According to Baseball Savant, Hicks threw his sinker an average of 101 mph last season. What's more is that opponents hit .183 against it. For his career, he's allowed just three home runs on 1,226 sinkers, with a slugging percentage below .300.
Add it all together -- the innate characteristics and the outstanding results -- and that's reason enough for us to give Hicks' two-seamer the top spot. Take a look at some choice highlights:
You can't make one of these lists without including Britton. He threw his sinker nearly 90 percent of the time last season and generated grounders on 77 percent of those that were put into play, according to Baseball Prospectus.

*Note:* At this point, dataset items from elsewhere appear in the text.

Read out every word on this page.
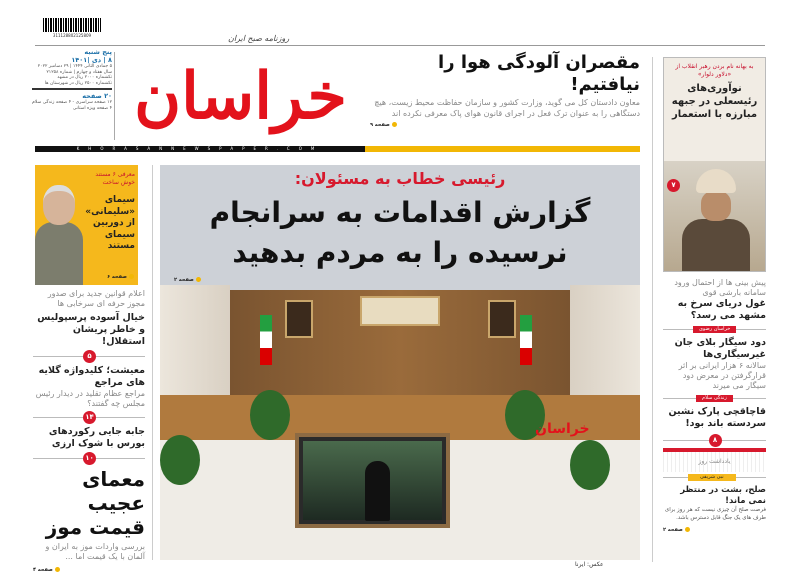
311128802125809
پنج شنبه
۸ | دی |۱۴۰۱
۵ جمادی الثانی ۱۴۴۴ | ۲۹ دسامبر ۲۰۲۲
سال هفتاد و چهارم | شماره ۲۱۲۵۸
تکشماره ۲۰۰۰ ریال در مشهد
تکشماره ۲۵۰۰ ریال در شهرستان ها
۲۰ صفحه
۱۲ صفحه سراسری - ۴ صفحه زندگی سلام
۴ صفحه ویژه استانی خراسان
روزنامه صبح ایران
KHORASANNEWSPAPER.COM
مقصران آلودگی هوا را نیافتیم!
معاون دادستان کل می گوید، وزارت کشور و سازمان حفاظت محیط زیست، هیچ دستگاهی را به عنوان ترک فعل در اجرای قانون هوای پاک معرفی نکرده اند
صفحه ۹
به بهانه نام بردن رهبر انقلاب از «دلاور دلوار»
نوآوری‌های رئیسعلی در جبهه مبارزه با استعمار
۷
خراسان
رئیسی خطاب به مسئولان:
گزارش اقدامات به سرانجام
نرسیده را به مردم بدهید
صفحه ۲
عکس: ایرنا
معرفی ۶ مستند خوش ساخت
سیمای «سلیمانی» از دوربین سیمای مستند
صفحه ۶
اعلام قوانین جدید برای صدور مجوز حرفه ای سرخابی ها
خیال آسوده پرسپولیس و خاطر پریشان استقلال!
۵
معیشت؛ کلیدواژه گلایه های مراجع
مراجع عظام تقلید در دیدار رئیس مجلس چه گفتند؟
۱۴
جابه جایی رکوردهای بورس با شوک ارزی
۱۰
معمای عجیب قیمت موز
بررسی واردات موز به ایران و آلمان با یک قیمت اما ...
صفحه ۴
پیش بینی ها از احتمال ورود سامانه بارشی قوی
غول دریای سرخ به مشهد می رسد؟
خراسان رضوی
دود سیگار بلای جان غیرسیگاری‌ها
سالانه ۶ هزار ایرانی بر اثر قرارگرفتن در معرض دود سیگار می میرند
زندگی سلام
قاچاقچی پارک نشین سردسته باند بود!
۸
یادداشت روز
نبی شریفی
صلح، بشت در منتظر نمی ماند!
فرصت صلح آن چیزی نیست که هر روز برای طرف های یک جنگ قابل دسترس باشد.
صفحه ۲
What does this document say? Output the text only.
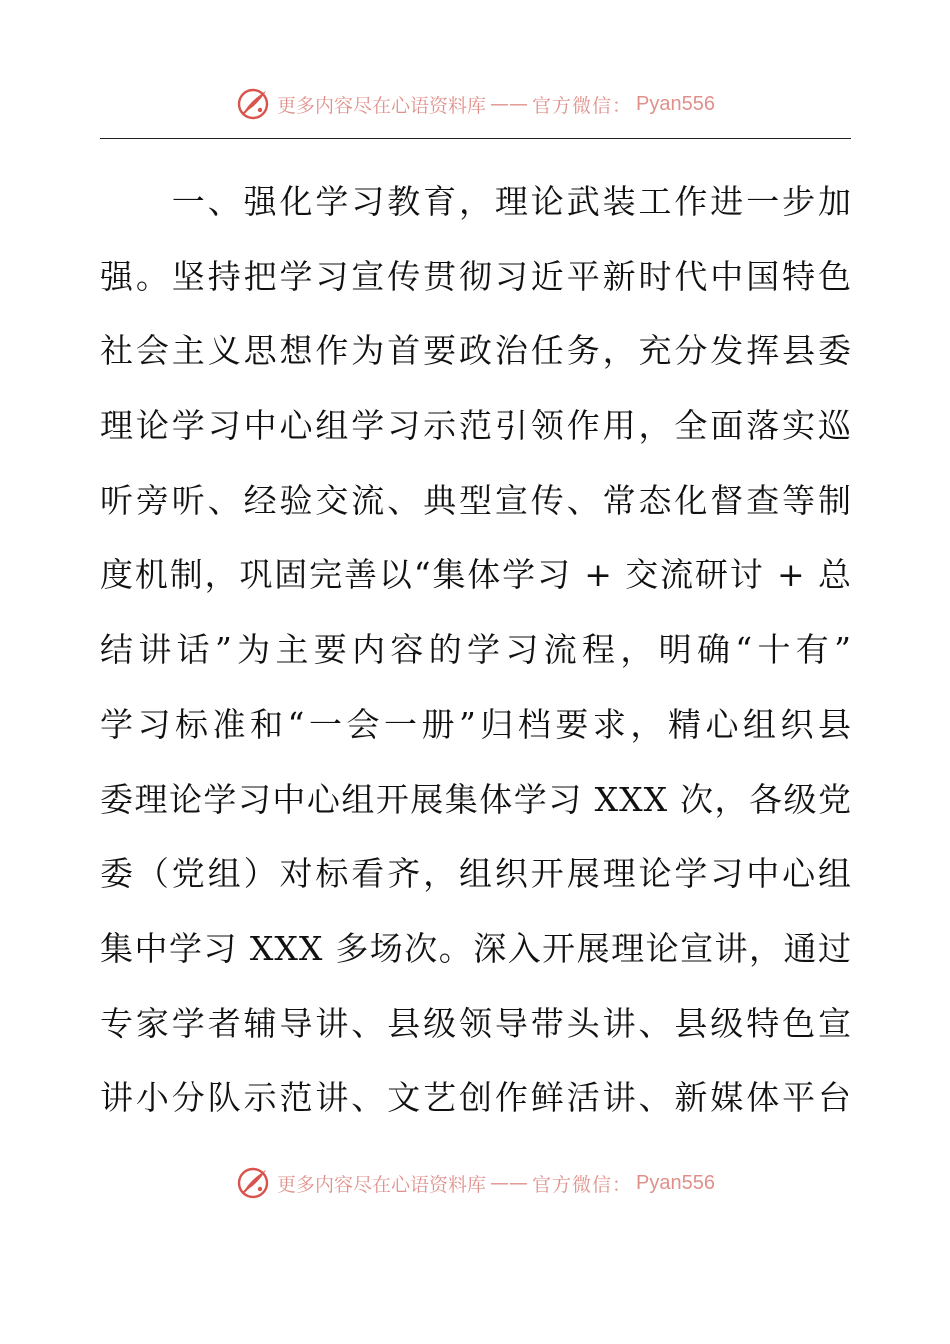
更多内容尽在心语资料库 —— 官方微信： Pyan556
　　一、强化学习教育，理论武装工作进一步加
强。坚持把学习宣传贯彻习近平新时代中国特色
社会主义思想作为首要政治任务，充分发挥县委
理论学习中心组学习示范引领作用，全面落实巡
听旁听、经验交流、典型宣传、常态化督查等制
度机制，巩固完善以“集体学习 + 交流研讨 + 总
结讲话”为主要内容的学习流程，明确“十有”
学习标准和“一会一册”归档要求，精心组织县
委理论学习中心组开展集体学习 XXX 次，各级党
委（党组）对标看齐，组织开展理论学习中心组
集中学习 XXX 多场次。深入开展理论宣讲，通过
专家学者辅导讲、县级领导带头讲、县级特色宣
讲小分队示范讲、文艺创作鲜活讲、新媒体平台
更多内容尽在心语资料库 —— 官方微信： Pyan556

Opposing hitters batted .207 against Britton's sinker, and were able to slug just .291. Meanwhile, they came up empty on 23.5 percent of their swings taken against it -- one of the dozen or so highest clips in the majors.
We'll leave Britton with one more statistic: he's generated double plays on more than 20 percent of his opportunities since joining the Yankees midseason 2018. (For reference, the league-average clip tends to be around 11 percent.) It's not hard to see why, either.
In the end, we decided to give the third spot to Bummer, one of the game's most underrated relievers.
Bummer, who was inspired by old videos of Britton to learn a sinker, used his mimicry to great effect last season. His sinker held opponents to a .195 average and a .268 slugging percentage. He also missed bats on 16 percent of the swings taken against it. The only sinkerballers who generated a higher groundball rate, meanwhile, were Britton and ....
The best kept secret
We sung the praises of Kolarek during October, when he was the Dodgers' designated get-Juan-Soto-out guy. We noted at that time that his "sinker sits in the upper-80s" yet that he had "generated nearly 70 percent groundballs." Here's another stat worth passing along: Kolarek's two-seamer generated nearly 16 grounders per flyball, according to Baseball Prospectus. And one more: his sinker had the second most "drop" among all pitchers, only behind Adam Cimber. We're not saying he has the best sinker, but we are saying that Kolarek deserves a little shine before the three-batter minimum threatens his career.
Dustin May, Los Angeles Dodgers
We'll stick with the Dodgers for this part. May has the chance to become a lot of people's favorite pitcher in the coming years thanks to his hairdo, his pitching acumen, and his potential for three high-quality pitches, including his sinker.
May's two-seamer clocked in at 96 mph on average last season, and he held opponents to a .239 average against it. Believe it or not, it wasn't his most effective fastball variation -- that would be his cutter. Even so, it was more than good enough to land him this spot.